“No
se aprende a escribir, como es debido un libro, sino cuando se le ha terminado”.
Hoy de vuelta de clase, cerca de
mi casa me ha abordado una antigua alumna, me ha dado dos besos y me ha dicho
que mis clases le calaron muy hondo. Esas palabras son las que cualquier
docente le gustaría escuchar, en estos momentos cuando la enseñanza está
decayendo y la figura del maestro esta degradada por completo.
La docencia es como la
edificación de una casa: brinda alberque de sabiduría contra el frío de la
ignorancia de las frías noches y eleva el espíritu del conocimiento. En la
docencia, edificar es construir con piedras de la verdad. Cuando se habla de
educar, no se concibe más que un verbo abstracto, gastado por la costumbre.
Edificar en el sentido corriente es levantar paredes. ¿Quién se ha detenido
nunca a pensar en todo lo que se necesita para levantar paredes, para
levantarla bien, para hacer una verdadera casa, que se sostenga, que esté
firmemente construida y techada en debida forma, con paredes maestras a plomo y con
el techo que no permita el paso del agua de la mentira y de la manipulación, es decir, de
una persona bien formada? La educación y la formación de un alumno, es como
colocar todo en su lugar correspondiente, con buen ojo y paciencia hacer que
combinen exactamente las piedras, no poner mucha agua o mucha arena en la
argamasa, tener humedecidas las paredes, saber llenar las juntas y allanar
debidamente los revoques. La casa se eleva día a día como los conocimientos y
la educación surgida del buen hacer del docente.

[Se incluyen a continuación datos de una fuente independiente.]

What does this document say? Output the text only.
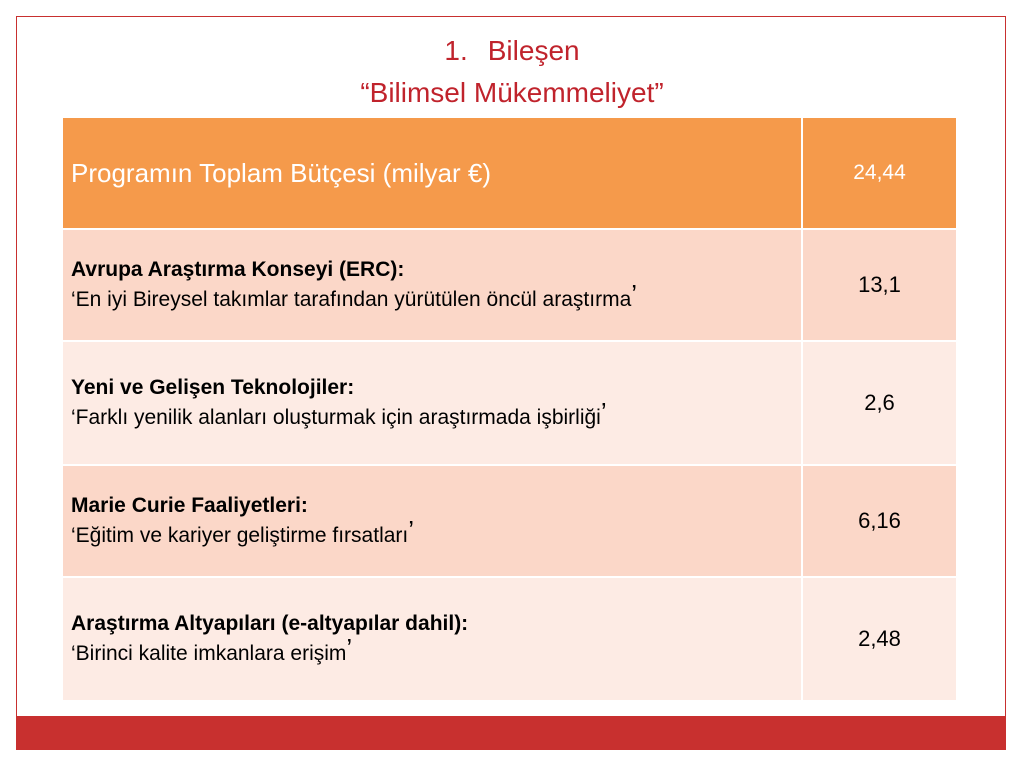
1. Bileşen
“Bilimsel Mükemmeliyet”
Programın Toplam Bütçesi (milyar €)	24,44

Avrupa Araştırma Konseyi (ERC):
‘En iyi Bireysel takımlar tarafından yürütülen öncül araştırma’	13,1

Yeni ve Gelişen Teknolojiler:
‘Farklı yenilik alanları oluşturmak için araştırmada işbirliği’	2,6

Marie Curie Faaliyetleri:
‘Eğitim ve kariyer geliştirme fırsatları’	6,16

Araştırma Altyapıları (e-altyapılar dahil):
‘Birinci kalite imkanlara erişim’	2,48
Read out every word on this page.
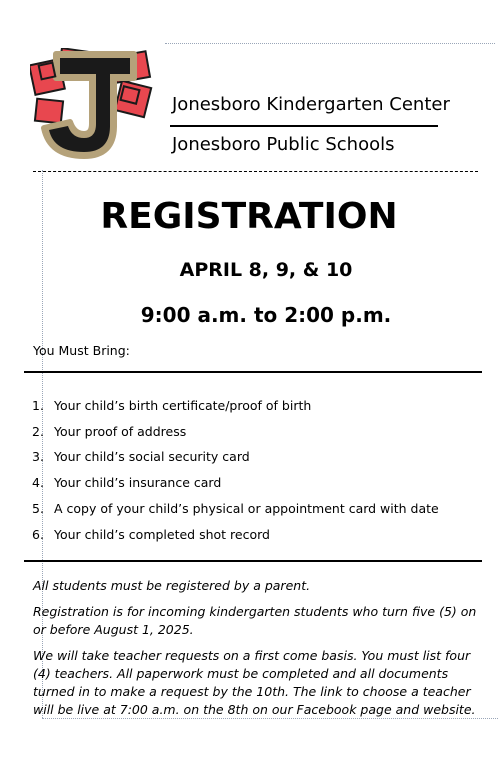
Jonesboro Kindergarten Center
Jonesboro Public Schools
REGISTRATION
APRIL 8, 9, & 10
9:00 a.m. to 2:00 p.m.
You Must Bring:
1. Your child’s birth certificate/proof of birth
2. Your proof of address
3. Your child’s social security card
4. Your child’s insurance card
5. A copy of your child’s physical or appointment card with date
6. Your child’s completed shot record
All students must be registered by a parent.
Registration is for incoming kindergarten students who turn five (5) on or before August 1, 2025.
We will take teacher requests on a first come basis. You must list four (4) teachers. All paperwork must be completed and all documents turned in to make a request by the 10th. The link to choose a teacher will be live at 7:00 a.m. on the 8th on our Facebook page and website.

Para una gran parte de docentes
sólo vale con tener una licenciatura o diplomatura en una materia determinada,
sin darse cuenta que edificar una vida es como edificar un libro, edificar la
conducta y el “saber” de una persona
es trabajo que ocupa toda una vida. Siempre al docente le queda la duda de ¿Lo
habré logrado? Sin embargo siempre el magistral espera que se reconozca su
obra, una obra edificada y edificadora con la gente que año tras año pasa por
sus manos.
Al autor de estas letras le
gustaría ser un artista que cada día cumple su cometido de hacer obra, no con bellas
letras o como se dice este año los lunes “pura poesía”, sino llegar al
convencimiento de que sus enseñanzas servirán para algo en las mentes de
quienes lo escuchan. En ciertos momentos quisiera poseer aquella elocuencia
valiente y demoledora, capaz de hacer temblar el corazón mejor puesto, una
imaginación avasalladora, capaz de trasportar a mis oyentes, con repentino
sortilegio, a un mundo de luz. En otros momentos, por el contrario, me duele ser
demasiado literato, demasiado orfebre y taraceador, y de no ser capaz de dejar
las cosas en su sitio preciso. He de ser sincero y he de reconocer que “no se aprende a escribir o a construir, como
es debido un libro o una vida, sino cuando se le ha terminado”.